Survival time is defined as the time to the occurrence of a specific event, which may be the development of a disease, response to a treatment, relapse, or death. Survival analysis has been extended to fields beyond biomedical studies to include electrical engineering, sociology, and marketing. An example of survival time in sociology might be the duration of first marriages.
A common complication of survival data are censored observations. A censored observation is one where the given event of interest wasn’t recorded, either because the subject was lost to the study, or because the study ended before the event occurred. The emphasis of the procedures in the chapter are those that can handle censored observations.
The distribution of survival times are described using the survivorship function (or survivor function) and the hazard function. The survivorship function S(t) is defined as the probability that an individual survives longer than t. The hazard function h(t) gives the conditional failure rate. It’s the probability of failure during a small time interval assuming that the individual has survived to the beginning of the interval.

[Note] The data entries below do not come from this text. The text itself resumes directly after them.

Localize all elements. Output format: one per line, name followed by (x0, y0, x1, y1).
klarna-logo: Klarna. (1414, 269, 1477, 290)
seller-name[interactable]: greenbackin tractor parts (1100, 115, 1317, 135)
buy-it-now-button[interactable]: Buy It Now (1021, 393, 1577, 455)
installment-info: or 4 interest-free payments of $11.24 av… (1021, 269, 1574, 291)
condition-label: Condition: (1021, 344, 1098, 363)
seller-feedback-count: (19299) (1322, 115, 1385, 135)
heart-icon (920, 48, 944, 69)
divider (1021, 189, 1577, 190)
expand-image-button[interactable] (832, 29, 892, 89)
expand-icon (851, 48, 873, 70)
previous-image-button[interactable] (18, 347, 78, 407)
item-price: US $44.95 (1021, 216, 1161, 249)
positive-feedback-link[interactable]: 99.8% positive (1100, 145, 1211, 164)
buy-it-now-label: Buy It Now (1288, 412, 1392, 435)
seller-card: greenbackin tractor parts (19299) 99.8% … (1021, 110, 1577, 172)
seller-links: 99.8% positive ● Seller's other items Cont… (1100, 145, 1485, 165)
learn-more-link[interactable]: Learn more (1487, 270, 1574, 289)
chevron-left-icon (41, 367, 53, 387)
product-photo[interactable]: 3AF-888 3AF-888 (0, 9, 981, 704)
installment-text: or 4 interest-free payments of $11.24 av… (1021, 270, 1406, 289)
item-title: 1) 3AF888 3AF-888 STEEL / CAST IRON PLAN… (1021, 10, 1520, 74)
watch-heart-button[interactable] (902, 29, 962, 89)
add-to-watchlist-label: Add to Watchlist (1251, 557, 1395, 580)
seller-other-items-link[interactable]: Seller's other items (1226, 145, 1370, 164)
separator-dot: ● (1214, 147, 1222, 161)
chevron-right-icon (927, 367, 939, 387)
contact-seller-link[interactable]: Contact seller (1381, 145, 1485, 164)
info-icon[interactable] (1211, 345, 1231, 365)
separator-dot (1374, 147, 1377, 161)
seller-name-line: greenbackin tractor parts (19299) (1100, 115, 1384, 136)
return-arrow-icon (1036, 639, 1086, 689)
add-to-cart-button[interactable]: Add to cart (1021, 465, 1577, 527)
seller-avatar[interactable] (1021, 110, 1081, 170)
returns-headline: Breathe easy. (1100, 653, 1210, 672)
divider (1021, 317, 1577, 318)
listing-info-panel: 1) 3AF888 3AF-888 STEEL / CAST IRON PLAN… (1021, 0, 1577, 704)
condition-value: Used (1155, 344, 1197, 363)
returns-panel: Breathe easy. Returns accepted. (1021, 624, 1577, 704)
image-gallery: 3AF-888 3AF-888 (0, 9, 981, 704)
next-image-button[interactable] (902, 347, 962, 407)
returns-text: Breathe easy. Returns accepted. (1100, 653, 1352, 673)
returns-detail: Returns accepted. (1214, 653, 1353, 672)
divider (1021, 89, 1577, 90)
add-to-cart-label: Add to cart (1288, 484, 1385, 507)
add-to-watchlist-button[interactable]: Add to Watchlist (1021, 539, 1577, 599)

The Kaplan-Meier procedure computes the Kaplan-Meier product limit estimates of the survival functions. This method of estimating the survival functions can handle censored data and doesn’t require any assumptions about the form of the survival function. It’s appropriate for small and large data sets. The survivorship and hazard functions can be plotted.
The Two-Sample Survival Tests procedure computes five nonparametric tests for comparing two survival distributions: Gehan-Wilcoxon Test, Cox-Mantel Test, Logrank Test, Peto-Wilcoxon Test, and Cox's F Test. These tests are based on the ranks of the survival times and work for censored or uncensored observations.
The Multi-Sample Survival Tests procedure computes three nonparametric tests for comparing three or more survival distributions: Gehan-Wilcoxon Test, Logrank Test, and the Peto-Wilcoxon Test. These tests can be used to compare survival times for censored data.
The Mantel-Haenzel Test is used to compare survival experience between two groups when adjustments for other prognostic factors are needed. It’s often used in clinical and epidemiologic studies as a method of controlling the effects of confounding variables.
The Proportional Hazards Regression procedure computes Cox’s proportional hazards regression for survival data. It can be used to establish the statistical relationship between survival time and independent variables or covariates measured on the subjects. The reports include a regression coefficient table, likelihood test for the overall model, and a variance-covariance matrix of the coefficients. The regression coefficients can be used to compute relative risk, a measure of the effect of a factor on a subject’s survival time.